Killed ? George Diegs, company H; Lewis Taylor, company H; Peter Grant, company H; Samuel Moden, company G. Wounded ? William Gallin, company B; Henry Brown, company H; Mil Beckford, company H; William Hegdon, company H; Zeno Callahan, company H; Duncan Turner, company H; John Bodly, company H.

John C. Crane, acting quartermaster at Nashville, Tennessee, in a note to Andrew Johnson, Governor of that State, says: The bearer, (colored,) Jane Woodall, is my house-servant. She is a slave, claimed by Christopher Woodall, a resident of Tennessee. It is said that he is disloyal, and on a previous occasion the military authorities prevented him from taking her.

The Governor's response. Executive office, Nashville, Tenn., November 18, 1868.

Respectfully returned. If the girl referred to within is willing to return with Mr. Woodall, she should be allowed to go, but, if not willing, she will not be compelled to go with him. Andrew Johnson, Military Governor.
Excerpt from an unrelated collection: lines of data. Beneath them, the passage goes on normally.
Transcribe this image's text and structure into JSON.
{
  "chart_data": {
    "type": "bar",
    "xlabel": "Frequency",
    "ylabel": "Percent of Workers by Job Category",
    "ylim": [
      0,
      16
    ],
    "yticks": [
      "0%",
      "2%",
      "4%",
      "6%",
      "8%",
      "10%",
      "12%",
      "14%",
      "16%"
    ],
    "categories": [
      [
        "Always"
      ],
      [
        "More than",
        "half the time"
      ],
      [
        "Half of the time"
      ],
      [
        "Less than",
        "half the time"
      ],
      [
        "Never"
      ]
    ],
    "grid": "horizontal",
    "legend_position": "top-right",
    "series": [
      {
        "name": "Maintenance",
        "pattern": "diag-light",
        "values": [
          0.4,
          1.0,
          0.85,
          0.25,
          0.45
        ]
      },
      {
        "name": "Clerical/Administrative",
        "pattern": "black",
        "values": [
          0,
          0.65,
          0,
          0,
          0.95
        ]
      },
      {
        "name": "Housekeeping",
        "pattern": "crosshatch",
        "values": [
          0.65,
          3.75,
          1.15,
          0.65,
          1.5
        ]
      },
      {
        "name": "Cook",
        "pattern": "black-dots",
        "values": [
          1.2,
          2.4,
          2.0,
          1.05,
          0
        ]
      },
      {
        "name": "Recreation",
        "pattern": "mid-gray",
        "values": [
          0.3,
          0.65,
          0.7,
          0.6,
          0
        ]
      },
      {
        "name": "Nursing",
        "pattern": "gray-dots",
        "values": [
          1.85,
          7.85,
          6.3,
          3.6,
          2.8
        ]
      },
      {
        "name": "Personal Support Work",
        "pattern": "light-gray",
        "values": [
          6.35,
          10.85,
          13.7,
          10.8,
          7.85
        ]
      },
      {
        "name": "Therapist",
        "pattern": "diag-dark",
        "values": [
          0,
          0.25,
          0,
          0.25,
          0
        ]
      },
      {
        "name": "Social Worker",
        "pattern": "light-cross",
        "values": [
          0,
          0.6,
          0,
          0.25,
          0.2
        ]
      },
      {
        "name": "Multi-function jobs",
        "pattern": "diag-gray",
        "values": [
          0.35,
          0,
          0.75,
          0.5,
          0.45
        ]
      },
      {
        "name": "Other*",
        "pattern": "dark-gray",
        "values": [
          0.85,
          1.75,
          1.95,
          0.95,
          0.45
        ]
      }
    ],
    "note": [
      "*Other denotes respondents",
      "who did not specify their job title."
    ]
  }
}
In accordance with an order from the War Department, Major General John A. Logan surrendered his command of the Third division of the Seventeenth army corps. In addressing the officers and soldiers of the different brigades, he reminded them of the history the division had made for itself ? a history to be proud of; a history never to be forgotten; for it is written as with a pen of fire dipped in ink of blood on the memories and in the hearts of all. He besought them always to prove themselves as loyal in principle, as valiant in arms, as their record while under his command would show them to have been; to "...remember the glorious cause you are fighting for, remember the bleaching bones of your comrades killed on the bloody fields of Donelson, Corinth, Champion Hill, and Vicksburg, or perished by disease during the past two years of hardships and exposure ? and swear by these imperishable memories never, while life remains, to prove recreant to the trust high heaven has confided to your charge." He assured them of his continued sympathy and interest in their well-being, no matter how great a distance might separate them; and closed by heartily recommending them to their future commander, his own companion in arms, and successor, Brigadier General Mortimer Dormer Leggett.